Chace Crawford is the victim of Joel Schumacher's bad campfest "Twelve"
Every year there is a movie or two that appears at the Sundance Film Festival that leaves industry professionals, audience members and critics alike thinking "Why is that movie even here?" This year's candidate was obvious even before the festival began and boy, it sure did deliver. "Twelve," starring Chace Crawford and Emma Roberts and directed by none other than Joel "he keeps escaping from movie jail" Schumacher, is by far the most unintentionally campy piece of moviemaking to hit Park City in years. If only it was as entertaining as that description may lead you to believe.
"Twelve" is based on the novel of the same name which was written by then 17-year-old Nick McDonell and while its angsty melodrama may have worked on paper, onscreen comes across as though it was...written by a 17-year-old. Set in the Upper West Side of Manhattan, the film centers on a group of rich, spoiled teens who spend their free time gossiping, doing drugs and trying to hook up (imagine that). However, hearing this narrative and character descriptions through a constant voice over by Keifer Sutherland (who has to spit out some of the most ludicrous lines imaginable) ruins any of the potential fun. It doesn't hurt that most of the characters are all unbelievable because they are either complete caricatures or just don't pass the suspension of disbelief test.
We begin with Crawford as Nick, a former rich kid whose father lost all his money after paying of his now deceased mother's cancers bills. To survive, Nick has become the best-looking pot dealer this side of the Mississippi walking the streets of Manhattan in his black Kenneth Cole coat and "don't mess with me" hoodie. Emily Meadows is Jessica, the perfect student who quickly becomes addicted to the mix of ecstasy and cocaine that gives the film its title and who falls to ludicrously insane depths in the span of only 72 hours (such as losing her virginity with drug dealing 50 Cent for a hit). There's the professional model who paints his toes blue and is so vain he gets mistakenly shot in the eye during the big shoot out at the end (deep stuff - get it? shot in the eyes?). Or, how about Miss Popularity who knows that every boy wants to sleep with her so she manipulates all of them to get what she wants? (Oh, you've seen that before?) Or, even better, how about the kid who goes and plays ball with the "minorities" in East Harlem just so he can pick fights and let out his frustration of never having dad say, "I love you"? In fact, the only actor or character in the film that leaves the proceedings with his dignity intact is Rory Culkin as the awkward member of the social circle who just tries to make everyone happy even though he doesn't really like any of his peers.

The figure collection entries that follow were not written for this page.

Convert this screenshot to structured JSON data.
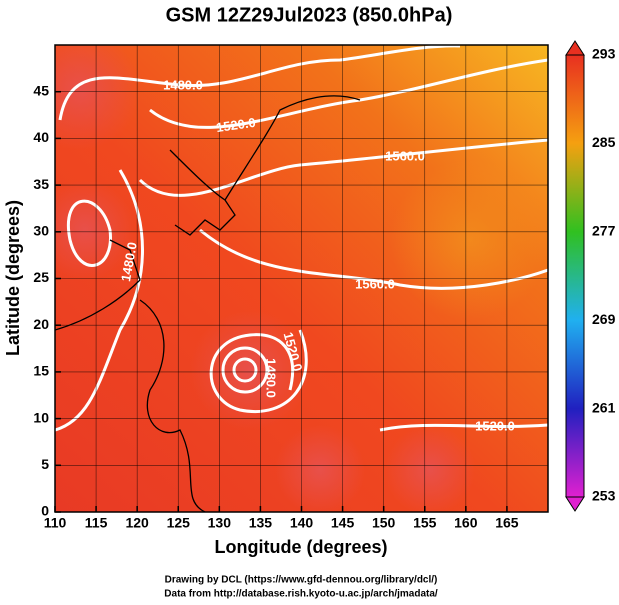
{
  "chart_data": {
    "type": "contour",
    "title": "GSM 12Z29Jul2023 (850.0hPa)",
    "x_label": "Longitude (degrees)",
    "y_label": "Latitude  (degrees)",
    "xlim": [
      110,
      170
    ],
    "xticks": [
      110,
      115,
      120,
      125,
      130,
      135,
      140,
      145,
      150,
      155,
      160,
      165
    ],
    "ylim": [
      0,
      50
    ],
    "yticks": [
      0,
      5,
      10,
      15,
      20,
      25,
      30,
      35,
      40,
      45
    ],
    "grid": true,
    "colorbar_lim": [
      253,
      293
    ],
    "colorbar_ticks": [
      253,
      261,
      269,
      277,
      285,
      293
    ],
    "contour_labels": [
      "1480.0",
      "1520.0",
      "1560.0",
      "1560.0",
      "1520.0",
      "1480.0",
      "1480.0",
      "1520.0"
    ],
    "footer": [
      "Drawing by DCL (https://www.gfd-dennou.org/library/dcl/)",
      "Data from http://database.rish.kyoto-u.ac.jp/arch/jmadata/"
    ]
  }
}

"Twelve" is such a mess of a movie its this close to a camp classic -- meaning it should be actually entertaining. In fact, there were moments where this critic thought, "Gee, this would be hilarious if was reenacted live on stage like 'The Brady Bunch' or 'Chips'". Unfortunately, "Twelve" takes itself so seriously it just ends up being bad camp which makes you want to cringe most of the time. Moreover, Schumacher delivers a stylistic mess of a movie. His use of intercutting flashbacks that occur on white background sound stages was considered passe in the mid-90's and they ain't coming back in 2010. The film, shot by Steven Fierberg, who collaborated with Ed Zwick on his upcoming "Love and Other Drugs," makes the proceedings look slick, but none of it looks real even when its painfully trying to.
The picture will be compared to the CW TV series "Gossip Girl," but its sadly not as self-aware or fun as that soap opera. You almost wish you could describe it as "Showgirls" meets "Gossip Girl," but that would be a riot and that's certainly not "Twelve." Although, that's not a bad idea for a movie, is it?